Discursos bien ensayados que hablan de honestidad, cercanía, puertas abiertas y compromiso social.Sin embargo, una vez en el poder, la realidad suele ser otra. Funcionarios que se alejan del pueblo, oficinas cerradas, agendas inaccesibles y decisiones que terminan golpeando el bolsillo, la seguridad y la dignidad de quienes confiaron en ellos.Se gobierna desde el escritorio y no desde la calle; se escucha más a los intereses que a los ciudadanos.
Antes de llegar, algunos reparten despensas, prometen apoyos o montan espectáculos de falsa empatía.
Caminan entre el lodo en campaña, se toman la foto con el pueblo y se visten de cercanía. Pero ya instalados en el cargo, la memoria se acorta y la sensibilidad desaparece. El bienestar personal se vuelve prioridad y la sociedad queda relegada al último lugar, si bien le va.

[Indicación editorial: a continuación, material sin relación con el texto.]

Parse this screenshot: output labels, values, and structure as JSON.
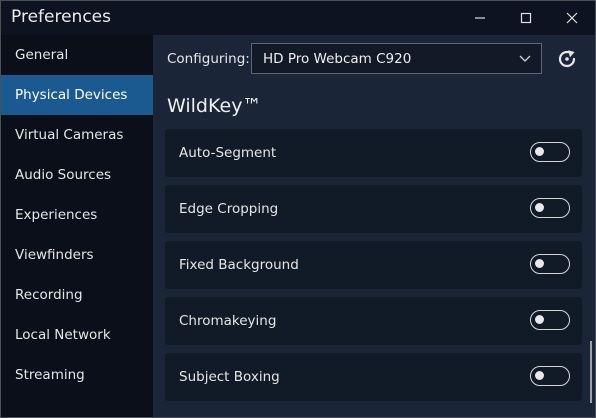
{
  "window": {
    "title": "Preferences"
  },
  "sidebar": {
    "items": [
      {
        "label": "General",
        "active": false
      },
      {
        "label": "Physical Devices",
        "active": true
      },
      {
        "label": "Virtual Cameras",
        "active": false
      },
      {
        "label": "Audio Sources",
        "active": false
      },
      {
        "label": "Experiences",
        "active": false
      },
      {
        "label": "Viewfinders",
        "active": false
      },
      {
        "label": "Recording",
        "active": false
      },
      {
        "label": "Local Network",
        "active": false
      },
      {
        "label": "Streaming",
        "active": false
      }
    ]
  },
  "config": {
    "label": "Configuring:",
    "device": "HD Pro Webcam C920"
  },
  "section": {
    "title": "WildKey™",
    "settings": [
      {
        "label": "Auto-Segment",
        "enabled": false
      },
      {
        "label": "Edge Cropping",
        "enabled": false
      },
      {
        "label": "Fixed Background",
        "enabled": false
      },
      {
        "label": "Chromakeying",
        "enabled": false
      },
      {
        "label": "Subject Boxing",
        "enabled": false
      }
    ]
  },
  "colors": {
    "accent": "#1a5a90",
    "sidebar_bg": "#0a0f19",
    "panel_bg": "#1a2637",
    "row_bg": "#111a27"
  },
  "icons": {
    "minimize": "minimize-icon",
    "maximize": "maximize-icon",
    "close": "close-icon",
    "dropdown": "chevron-down-icon",
    "refresh": "refresh-icon"
  }
}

Ser servidor público implica ser honesto, transparente, accesible y coherente. Gobernar con puertas abiertas no es un eslogan, es una obligación moral. El poder no debe alejar, debe acercar; no debe corromper, debe comprometer.
Al final, los cargos pasan, los periodos terminan y los nombres quedan en la memoria colectiva.
Como bien se ha dicho: es agradable ser importante, pero es más importante ser agradable. La historia no recuerda a quienes prometieron más, sino a quienes cumplieron, respetaron y sirvieron.
Así que la pregunta sigue vigente, directa y sin rodeos: ¿cómo quieres que te recuerde la sociedad?